16 September 2021 (MIA)
Macedonian Orthodox Church Calendar
The Hieromartyr Anthimus
Born in Nicomedia, he was brought up from childhood as a true Christian. ‘His body was mortified, his spirit humble; jealousy was uprooted, anger tamed, sloth banished. … he had love for all and was at peace with all, had a good understanding with all, was filled with zeal for the glory of God and was open to all.’ It is not surprising that a man of such virtues was made a bishop. St Anthimus worked as a bishop in Nicomedia at the time of a harsh persecution of Christians under the two wicked Emperors Diocletian and Maximian. Streams of Christian blood were spilled, especially in Nicomedia. One year, on the feast of the Nativity of Christ, twenty thousand martyrs were burned in one church (see Dec. 28th). This happened during Anthimus’s episcopate. The persecution did not end with this, but continued, and many Christians were thrown into prison and kept there for torture and death.
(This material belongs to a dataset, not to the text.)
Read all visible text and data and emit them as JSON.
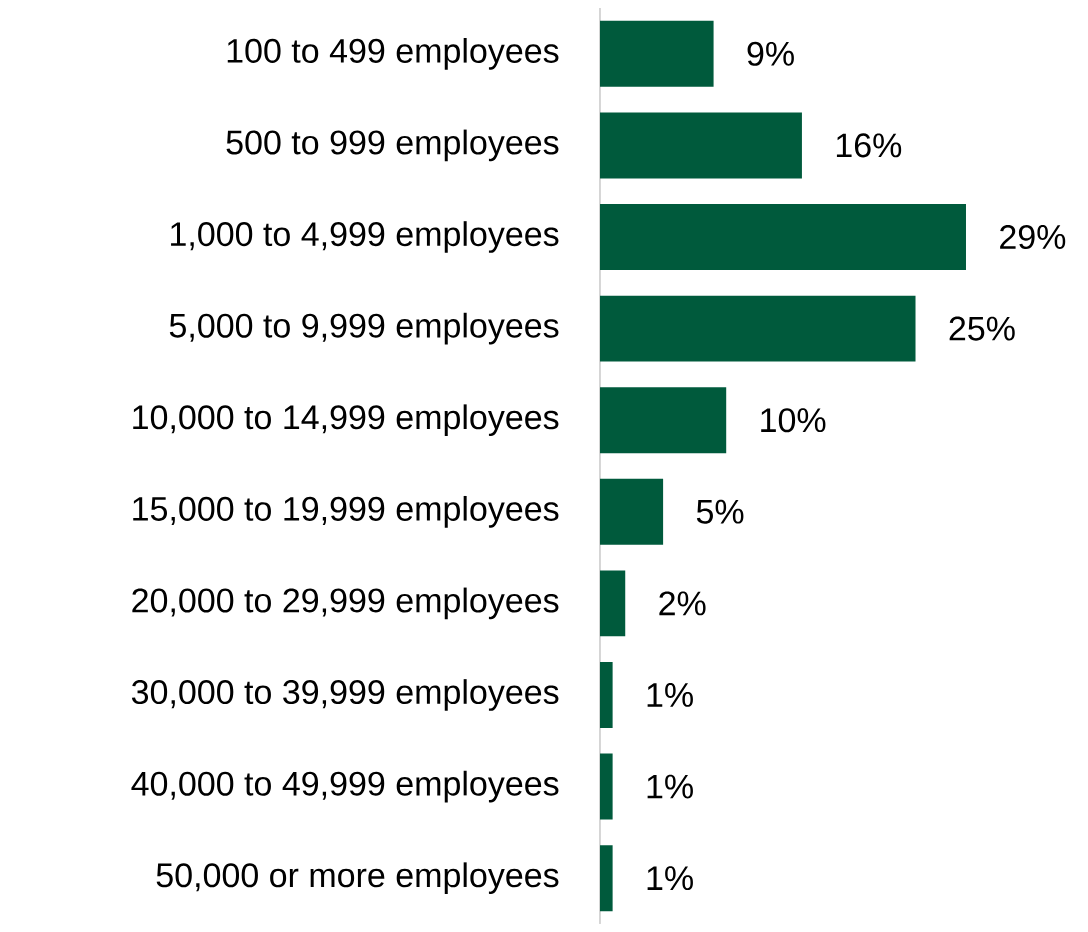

St Anthimus withdrew to a village, Omana, not to escape death but to be able thence to strengthen his flock in the path of martyrdom, that none should draw back through fear. One of his letters to the Christians in prison was seized and taken to the Emperor Maximian. The Emperor sent twenty soldiers to find Anthimus and take him. The grey-beard, discerning this, went out to meet the soldiers, brought them into his house as his guests and only then revealed that he was Anthimus. The soldiers, amazed at his kindness, urged him to hide, and said that they would tell the Emperor that they had been unable to find him, but Anthimus replied that he dared not allow God’s Law to be violated by a lie in order to save his life. So he set out with the soldiers. On the way, all the soldiers came to faith in Christ and were baptised by Anthimus. Brought before the Emperor, Anthimus was submitted to harsh and long-drawn-out torture, and was finally beheaded with an axe. He glorified God and entered into rest in the Lord at the beginning of the fourth century.
Cornelius whose feast day is September 16th. A Roman priest, Cornelius was elected Pope to succeed Fabian in an election delayed fourteen months by Decius’ persecution of the Christians. The main issue of his pontificate was the treatment to be accorded Christians who had been apostasized during the persecution. He condemned those confessors who were lax in not demanding penance of these Christians and supported St. Cyprian, Bishop of Carthage, against Novatus and his dupe, Felicissimus, whom he had set up as an antibishop to Cyprian, when Novatus came to Rome. On the other hand, he also denounced the Rigorists, headed by Novatian, a Roman priest, who declared that the Church could not pardon the lapsi (the lapsed Christians), and declared himself Pope – the first antipope. The two extremes eventually joined forces, and the Novatian movement had quite a vogue in the East. Meanwhile, Cornelius proclaimed that the Church had the authority and the power to forgive repentant lapsi and could readmit them to the sacraments and the Church after they had performed proper penances. A synod of Western bishops in Rome in October 251 upheld Cornelius, condemned the teachings of Novatian, and excommunicated him and his followers. When persecutions of the Christians started up again in 253 under Emperor Gallus, Cornelius was exiled to Centum Cellae (Civita Vecchia), where he died a martyr probably of hardships he was forced to endure.
Cyprian of Carthage
Born to wealthy pagan parents. Taught rhetoric and literature. Adult convert in 246. Priest. Bishop of Carthage in 249. Writer. Latin Father of the Church. Exiled during the persecutions of Valerian. Friend of Saint Pontius. Involved in the great argument over whether apostates should be readmitted to the Church; Cyprian believed they should, but under stringent conditions. Martyr. Born c.200 and died beheaded on September 14, 258.